Quantcast Open Sources Hadoop Distributed File System Alternative

Quantcast, an internet audience measurement and ad targeting service, processes over 20 petabytes of data per day using Apache Hadoop and its own custom file system called Quantcast File System (QFS). Today, it’s making that technology available to as open source under an Apache license. You can now find it on GitHub.

The default Hadoop file system is called Hadoop Distributed File System (HDFS). CEO Konrad Feldman says Quantcast started using Hadoop in 2006. In 2008 as Quantcast started collecting 1TB of data per day the team realized that it was going to need a file system with better throughput than HDFS.

They settled on using the open source Kosmos Distributed File System (kosmosfs), but didn’t feel that it as production ready. So they hired Sriram Rao, the lead architect of kosmosfs, to work on making it production ready. The result was QFS, which Quantcast has been using in product for about four years now, though Rao has since left the company for Microsoft.

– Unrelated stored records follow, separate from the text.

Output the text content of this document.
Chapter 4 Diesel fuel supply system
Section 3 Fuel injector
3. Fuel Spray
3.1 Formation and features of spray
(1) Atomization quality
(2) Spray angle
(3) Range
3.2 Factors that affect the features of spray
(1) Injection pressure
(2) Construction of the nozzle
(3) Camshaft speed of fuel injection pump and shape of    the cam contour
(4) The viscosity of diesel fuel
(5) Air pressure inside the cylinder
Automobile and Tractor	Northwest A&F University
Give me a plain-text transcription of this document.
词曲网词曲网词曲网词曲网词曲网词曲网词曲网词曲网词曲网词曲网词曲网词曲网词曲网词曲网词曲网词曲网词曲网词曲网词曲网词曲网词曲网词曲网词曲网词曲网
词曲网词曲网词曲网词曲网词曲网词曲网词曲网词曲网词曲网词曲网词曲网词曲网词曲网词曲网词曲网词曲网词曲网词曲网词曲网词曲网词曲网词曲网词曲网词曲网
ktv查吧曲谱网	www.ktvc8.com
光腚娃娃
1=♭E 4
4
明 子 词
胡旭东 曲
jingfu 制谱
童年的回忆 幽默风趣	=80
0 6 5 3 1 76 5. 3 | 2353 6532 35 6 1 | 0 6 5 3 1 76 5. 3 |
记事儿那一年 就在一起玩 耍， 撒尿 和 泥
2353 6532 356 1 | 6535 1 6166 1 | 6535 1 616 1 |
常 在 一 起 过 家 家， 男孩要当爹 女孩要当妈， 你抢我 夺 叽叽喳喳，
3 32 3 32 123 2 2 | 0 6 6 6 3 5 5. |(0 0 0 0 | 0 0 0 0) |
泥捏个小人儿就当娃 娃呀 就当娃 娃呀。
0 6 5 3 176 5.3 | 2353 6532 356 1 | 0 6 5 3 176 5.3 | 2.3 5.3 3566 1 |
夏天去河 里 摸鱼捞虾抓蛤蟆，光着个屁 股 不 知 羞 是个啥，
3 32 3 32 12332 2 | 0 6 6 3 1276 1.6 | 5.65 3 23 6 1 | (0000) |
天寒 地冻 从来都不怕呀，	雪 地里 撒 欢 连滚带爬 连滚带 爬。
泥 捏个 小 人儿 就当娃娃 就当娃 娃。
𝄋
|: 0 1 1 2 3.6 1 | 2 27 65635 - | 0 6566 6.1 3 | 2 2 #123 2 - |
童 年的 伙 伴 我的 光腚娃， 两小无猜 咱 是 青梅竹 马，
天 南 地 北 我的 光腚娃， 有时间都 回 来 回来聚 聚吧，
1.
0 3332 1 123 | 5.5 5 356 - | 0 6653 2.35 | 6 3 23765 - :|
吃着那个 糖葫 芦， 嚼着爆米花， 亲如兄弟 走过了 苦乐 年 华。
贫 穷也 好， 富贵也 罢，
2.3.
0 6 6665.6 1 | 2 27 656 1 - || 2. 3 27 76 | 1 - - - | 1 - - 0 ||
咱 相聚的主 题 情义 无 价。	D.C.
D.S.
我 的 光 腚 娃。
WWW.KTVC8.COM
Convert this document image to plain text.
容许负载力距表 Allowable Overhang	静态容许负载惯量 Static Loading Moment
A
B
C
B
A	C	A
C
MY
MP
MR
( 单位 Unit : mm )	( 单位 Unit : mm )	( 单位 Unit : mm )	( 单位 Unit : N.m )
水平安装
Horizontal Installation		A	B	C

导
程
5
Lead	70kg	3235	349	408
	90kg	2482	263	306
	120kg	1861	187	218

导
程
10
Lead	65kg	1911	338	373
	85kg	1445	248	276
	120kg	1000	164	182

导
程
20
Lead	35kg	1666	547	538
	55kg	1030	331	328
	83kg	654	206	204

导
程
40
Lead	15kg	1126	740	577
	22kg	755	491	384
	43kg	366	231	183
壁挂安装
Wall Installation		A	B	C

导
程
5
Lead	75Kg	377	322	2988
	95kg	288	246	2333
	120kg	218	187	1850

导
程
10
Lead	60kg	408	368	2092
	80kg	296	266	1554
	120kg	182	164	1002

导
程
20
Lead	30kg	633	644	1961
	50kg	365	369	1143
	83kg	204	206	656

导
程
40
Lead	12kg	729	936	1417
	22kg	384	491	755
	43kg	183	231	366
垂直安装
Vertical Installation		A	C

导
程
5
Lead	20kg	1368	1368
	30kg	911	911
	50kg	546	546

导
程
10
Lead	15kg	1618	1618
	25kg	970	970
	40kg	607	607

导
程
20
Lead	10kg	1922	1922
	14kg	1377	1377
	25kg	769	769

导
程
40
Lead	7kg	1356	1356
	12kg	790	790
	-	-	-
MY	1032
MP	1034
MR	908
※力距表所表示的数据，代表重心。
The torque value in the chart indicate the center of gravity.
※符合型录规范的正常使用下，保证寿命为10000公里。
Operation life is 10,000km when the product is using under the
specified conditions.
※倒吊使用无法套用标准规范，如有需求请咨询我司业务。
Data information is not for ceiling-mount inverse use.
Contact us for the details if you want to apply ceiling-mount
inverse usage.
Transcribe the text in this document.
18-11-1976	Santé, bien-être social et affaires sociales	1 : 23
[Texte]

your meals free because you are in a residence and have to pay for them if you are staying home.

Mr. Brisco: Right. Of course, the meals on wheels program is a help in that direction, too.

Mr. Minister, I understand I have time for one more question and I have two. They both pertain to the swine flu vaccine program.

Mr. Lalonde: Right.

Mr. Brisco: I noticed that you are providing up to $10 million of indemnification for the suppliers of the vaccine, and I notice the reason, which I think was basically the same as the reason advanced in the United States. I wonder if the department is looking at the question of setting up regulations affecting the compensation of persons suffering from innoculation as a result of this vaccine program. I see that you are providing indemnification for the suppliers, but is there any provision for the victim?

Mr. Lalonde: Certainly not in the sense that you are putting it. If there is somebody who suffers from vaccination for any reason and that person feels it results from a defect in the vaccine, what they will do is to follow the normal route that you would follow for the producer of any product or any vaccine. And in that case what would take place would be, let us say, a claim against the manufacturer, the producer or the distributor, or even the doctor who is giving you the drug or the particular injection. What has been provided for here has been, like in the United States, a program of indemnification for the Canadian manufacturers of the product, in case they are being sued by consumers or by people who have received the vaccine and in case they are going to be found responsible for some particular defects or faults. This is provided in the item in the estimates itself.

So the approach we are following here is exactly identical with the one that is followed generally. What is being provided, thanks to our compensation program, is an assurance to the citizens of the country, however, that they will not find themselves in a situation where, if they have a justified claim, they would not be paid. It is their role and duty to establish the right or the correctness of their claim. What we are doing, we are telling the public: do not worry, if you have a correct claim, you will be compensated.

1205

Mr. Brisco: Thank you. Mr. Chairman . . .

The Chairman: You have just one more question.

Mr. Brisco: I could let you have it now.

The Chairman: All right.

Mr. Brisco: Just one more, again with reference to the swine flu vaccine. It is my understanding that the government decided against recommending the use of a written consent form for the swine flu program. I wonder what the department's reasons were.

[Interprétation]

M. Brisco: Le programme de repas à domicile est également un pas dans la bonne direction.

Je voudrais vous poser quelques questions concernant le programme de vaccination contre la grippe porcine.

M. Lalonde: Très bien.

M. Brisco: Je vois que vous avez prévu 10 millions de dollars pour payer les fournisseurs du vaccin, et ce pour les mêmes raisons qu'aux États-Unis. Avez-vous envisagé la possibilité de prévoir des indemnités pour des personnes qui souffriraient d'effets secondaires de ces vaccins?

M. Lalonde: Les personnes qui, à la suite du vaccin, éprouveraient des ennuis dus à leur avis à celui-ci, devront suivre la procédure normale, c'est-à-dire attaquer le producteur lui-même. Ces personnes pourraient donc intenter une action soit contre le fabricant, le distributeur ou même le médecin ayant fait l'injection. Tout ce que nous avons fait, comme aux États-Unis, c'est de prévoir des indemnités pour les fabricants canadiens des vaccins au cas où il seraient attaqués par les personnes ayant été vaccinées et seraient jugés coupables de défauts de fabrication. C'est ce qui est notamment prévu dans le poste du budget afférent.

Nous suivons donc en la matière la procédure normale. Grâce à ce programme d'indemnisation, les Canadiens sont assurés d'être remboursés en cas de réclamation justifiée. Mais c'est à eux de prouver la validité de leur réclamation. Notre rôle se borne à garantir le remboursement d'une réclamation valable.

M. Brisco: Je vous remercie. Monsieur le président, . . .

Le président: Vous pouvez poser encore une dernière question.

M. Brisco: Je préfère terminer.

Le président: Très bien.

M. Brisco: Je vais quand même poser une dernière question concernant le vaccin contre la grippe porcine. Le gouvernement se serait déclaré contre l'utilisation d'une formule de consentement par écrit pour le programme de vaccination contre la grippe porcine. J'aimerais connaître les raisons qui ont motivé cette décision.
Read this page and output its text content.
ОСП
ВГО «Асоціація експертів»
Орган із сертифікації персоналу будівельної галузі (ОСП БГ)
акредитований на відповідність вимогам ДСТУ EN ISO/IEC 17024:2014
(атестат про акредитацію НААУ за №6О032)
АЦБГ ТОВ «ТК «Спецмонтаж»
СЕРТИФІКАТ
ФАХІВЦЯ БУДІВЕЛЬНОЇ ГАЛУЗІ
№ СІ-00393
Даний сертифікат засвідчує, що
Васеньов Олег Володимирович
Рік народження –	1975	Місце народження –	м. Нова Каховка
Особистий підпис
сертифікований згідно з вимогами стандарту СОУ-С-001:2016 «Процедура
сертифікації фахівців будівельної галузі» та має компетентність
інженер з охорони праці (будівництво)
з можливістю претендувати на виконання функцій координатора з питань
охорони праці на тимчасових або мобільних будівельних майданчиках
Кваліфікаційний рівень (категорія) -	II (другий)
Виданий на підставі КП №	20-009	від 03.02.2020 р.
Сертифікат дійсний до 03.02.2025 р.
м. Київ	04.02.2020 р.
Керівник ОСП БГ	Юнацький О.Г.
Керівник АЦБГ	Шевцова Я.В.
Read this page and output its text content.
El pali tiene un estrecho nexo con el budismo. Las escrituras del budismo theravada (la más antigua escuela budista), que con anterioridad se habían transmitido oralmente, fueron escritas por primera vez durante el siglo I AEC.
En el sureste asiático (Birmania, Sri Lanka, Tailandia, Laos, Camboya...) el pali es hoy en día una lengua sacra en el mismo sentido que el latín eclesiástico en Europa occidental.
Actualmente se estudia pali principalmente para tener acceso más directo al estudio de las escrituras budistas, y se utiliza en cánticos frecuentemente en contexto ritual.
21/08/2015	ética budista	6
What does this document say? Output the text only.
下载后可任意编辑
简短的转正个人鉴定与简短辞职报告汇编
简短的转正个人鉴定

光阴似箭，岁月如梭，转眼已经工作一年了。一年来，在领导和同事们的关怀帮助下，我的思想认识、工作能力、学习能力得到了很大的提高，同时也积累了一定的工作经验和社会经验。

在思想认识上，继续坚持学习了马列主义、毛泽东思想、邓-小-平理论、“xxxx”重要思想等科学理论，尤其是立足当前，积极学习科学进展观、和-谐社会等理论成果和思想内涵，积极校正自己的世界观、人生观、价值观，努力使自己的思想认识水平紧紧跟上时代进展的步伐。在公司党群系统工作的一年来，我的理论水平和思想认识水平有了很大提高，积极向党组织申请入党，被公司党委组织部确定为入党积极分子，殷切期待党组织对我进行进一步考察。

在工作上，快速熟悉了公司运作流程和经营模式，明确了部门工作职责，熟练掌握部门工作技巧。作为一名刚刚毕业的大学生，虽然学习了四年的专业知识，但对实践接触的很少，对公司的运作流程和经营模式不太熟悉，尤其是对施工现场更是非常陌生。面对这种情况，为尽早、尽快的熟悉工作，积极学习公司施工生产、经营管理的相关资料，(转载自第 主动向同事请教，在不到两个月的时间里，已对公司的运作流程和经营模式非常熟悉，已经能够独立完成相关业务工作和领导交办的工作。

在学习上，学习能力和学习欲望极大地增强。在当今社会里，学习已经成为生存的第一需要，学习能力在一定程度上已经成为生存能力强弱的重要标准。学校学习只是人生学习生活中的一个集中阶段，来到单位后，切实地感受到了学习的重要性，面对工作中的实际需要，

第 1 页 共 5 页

Feldman says internal benchmarks found that QFS reads are up to 75% at faster than HDFS and writes up to 46% faster. QFS uses a more efficient data replication system based on Reed-Solomon coding so that data takes up less disk space — this also reduces the overall IO required. And QFS uses C++, which has a few performance benefits over Java as well.

However, he cautions that Hadoop users may find HDFS a better solution if they’re handling relatively small volumes of data, or if they depend on HDFS-specific features such as head node federation or hot standby.

He says the company doesn’t plan to offer a commercial version or enterprise support — it’s just contributing back to the open source community. But hey, famous last words and all that.

Quantcast isn’t the only company that has replaced HDFS. MapR‘s commercial distribution of Hadoop uses a proprietary file system. DataStax Enterprise uses Apache Cassandra to replace HDFS.